The Twin Primes Constant is:

$$\prod_{p > 2 \text{ and a prime }}\left(1 - \frac{1}{(p-1)^2}\right) = 0.6601618158\ldots$$

It appears that in this case $p$ does not have to be a prime. But if that's true, why is it called the twin primes constant?

Brun's constant is:

$$\frac{1}{3} + \sum_{p>3 \text{ and } p,p+2 \text{ are primes }}\left(\frac{1}{p} + \frac{1}{p+2}\right) = 1.902160540\ldots$$

Brun's constant seems straight forward to me. The sum of the reciprocal of twin primes converges so there is no proof in the sum of reciprocals for the infinitude of twin primes.

I am not clear what to make of the twin primes constant. What value does it give? How did Merten use it when he came up with it? Why is it interesting?

Answer 1

It appears to be called the "twin prime constant" because it comes up a lot in theorems and conjectures about twin primes. For example, from the relevant MathWorld page:

Answer 2

This constant appears in the conjectured asymptotic estimate on the number of twin primes below a given size, see here.

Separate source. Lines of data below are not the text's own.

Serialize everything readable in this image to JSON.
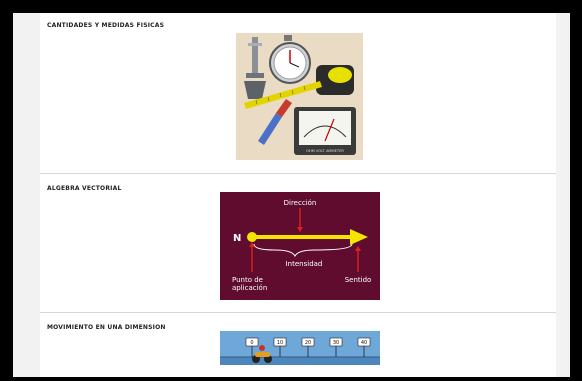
{
  "sections": [
    {
      "title": "CANTIDADES Y MEDIDAS FISICAS",
      "image_icon": "measuring-instruments-illustration",
      "gauge_label": "OHM VOLT AMMETER"
    },
    {
      "title": "ALGEBRA VECTORIAL",
      "image_icon": "vector-diagram",
      "diagram": {
        "origin": "N",
        "direction": "Dirección",
        "magnitude": "Intensidad",
        "application_point_line1": "Punto de",
        "application_point_line2": "aplicación",
        "sense": "Sentido"
      }
    },
    {
      "title": "MOVIMIENTO EN UNA DIMENSION",
      "image_icon": "motorcycle-distance-markers",
      "markers": [
        "0",
        "10",
        "20",
        "30",
        "40"
      ]
    }
  ],
  "colors": {
    "vector_bg": "#5a0a2a",
    "arrow": "#f2e600",
    "marker_red": "#e02020",
    "track_bg": "#6fa8d8"
  }
}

It's also noteworthy that this constant wasn't just taken out of thin air, this can be actually derieved heuristically via Cramer's random model.

Answer 3

@LarryFreeman I think you will better understand the meaning of the twin primes constant, if you write it in the form $$ C _2 = \frac {{ \prod_\limits{p \geqslant 3 }} \left( 1 -\frac {2}{ p} \right)} {{ \prod_\limits{p \geqslant 3 }} \left( 1 - \frac 1 p \right)^2} = { \prod \limits_{p \geqslant 3 }} \, \frac{p(p-2)}{(p-1)^2}. $$